Nesa merapikan bukunya, dan memasukkannya kedalam tas. Efek bangun tidur jelas masih mempengaruhinya. Bahkan, matanya baru setengah terbuka. Dan wanita itu sudah nekat berjalan menuju kelas.
"Kalo bukan gara-gara, lo. Gue ogah jalan mata setengah kayak gini!!"
"Emang lo mau tinggal di UKS?" Nesa mendelik kearah Kiki yang sudah tertawa melihat tingkahnya.
"Emang lo tega ninggalin gue? Lo, kan, cinta, gue." Nesa mengeja tiap katanya dengan senyum aneh.
"Idih amit-amit deh, Nes. Mending gue sama si monyet."
"Lo aja gengsi mulu, mau ya mau aja sama dia." dengus Nesa kesal. Nesa masih sangat-sangat mengantuk. Dan Kiki dengan polosnya datang, memukul tempat tidurnya, dan berteriak seperti gorila ditengah hutan.
"Cowok itu harus dikasi waktu biar sadar."
"Terserah lo deh--ayo." Nesa menarik lengan Kiki dengan ogah-ogahan. Matanya berat dan minta dipejamkan lagi. Nesa berjanji demi matanya yang cantik, saat sampai dirumah dia akan tidur sampai pagi besok.
"Ngapain lo senyum-senyum. serem amat." Nesa menoleh pada Kiki dan mendengus kesal, wanita itu mengeluarkan kunci motornya dan melemparkannya pada Kiki.
"Lo yang bawa." Nesa memasang helm birunya dan sudah siap duduk dibelakang. Sedangkan, Kiki. wanita itu bersungut-sungut karena tidak suka menjadi ojek.
"Gue nggak bawa sarung tangan bego."
"Lo yang bego. siapa suruh nggak bawa, cepetan elah."
"Oke-oke." Kiki memasang helm pinknya dan memutar kunci motornya, "Eh, lo. kenapa peluk-peluk gue?"
"Kalo gue jatoh, gue yang repot. Lo mah pasti ninggalin gue." Kiki mendengus saat mendengar jawaban sinting Nesa. Kiki terkadang heran kenapa dia bisa betah berteman orang sinting seperti Nesa.

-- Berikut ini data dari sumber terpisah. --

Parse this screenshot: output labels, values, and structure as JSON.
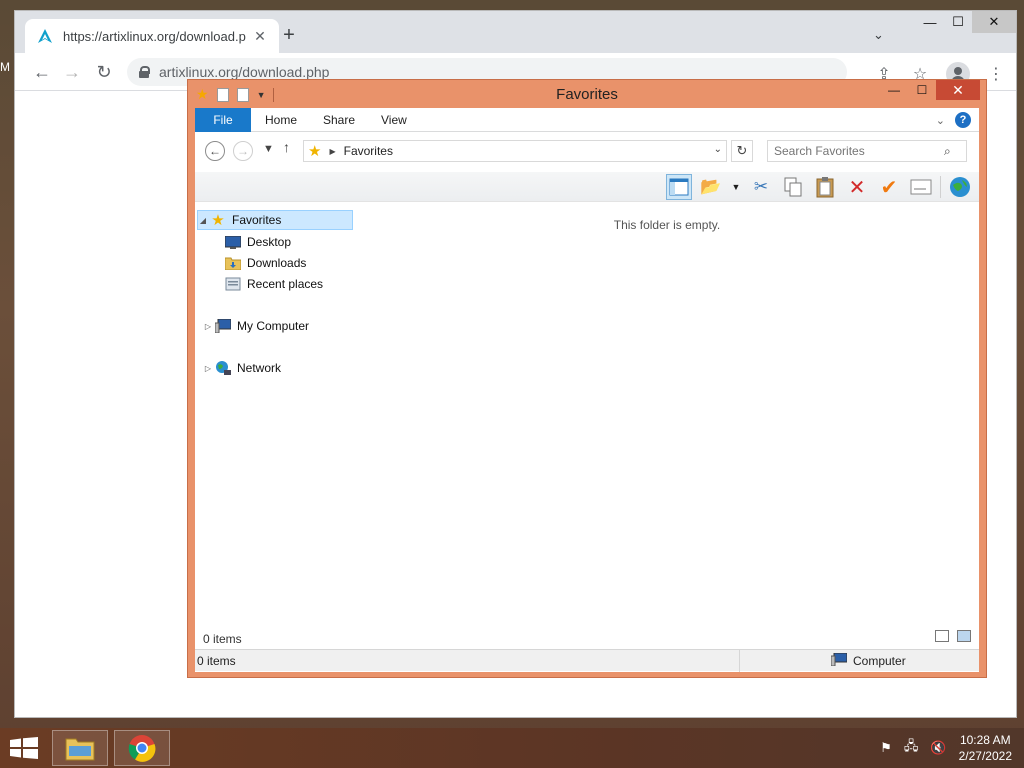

"Lo deskripsiin gue, kok kedengerannya jahat banget, yah?"
"Emang gitu, kan?"
"Karena lo udah bilang ke gue sekarang. Kayaknya boleh gue coba." Nesa semakin mengeratkan pelukannya saat motor sudah mulai berjalan, kepalanya bersandar pada punggung kecil Kiki.
"Bawa motor yang waras ya, Ki. Kayak gue, pernah kecebur kali, sekali."
"Sinting lo." gumam Kiki.
"Eh, Ki. Menurut lo, kalo gue main piano lagi, gimana?"
"Ya, baguslah. Tapi, emang lo bisa?"
"Nggak tau."
"Terus kenapa lo tanya?"
"Tadi gue main piano, sama cowok. Tapi pas ditengah gue langsung pusing."
"Itu mending. Daripada yang ngajak gue sama Adlan. Lo belum masuk ruang musik aja udah pusing." Nesa terkekeh pelan, menyadari dirinya menjadi aneh saat kejadian itu, "Emang dia siapa?"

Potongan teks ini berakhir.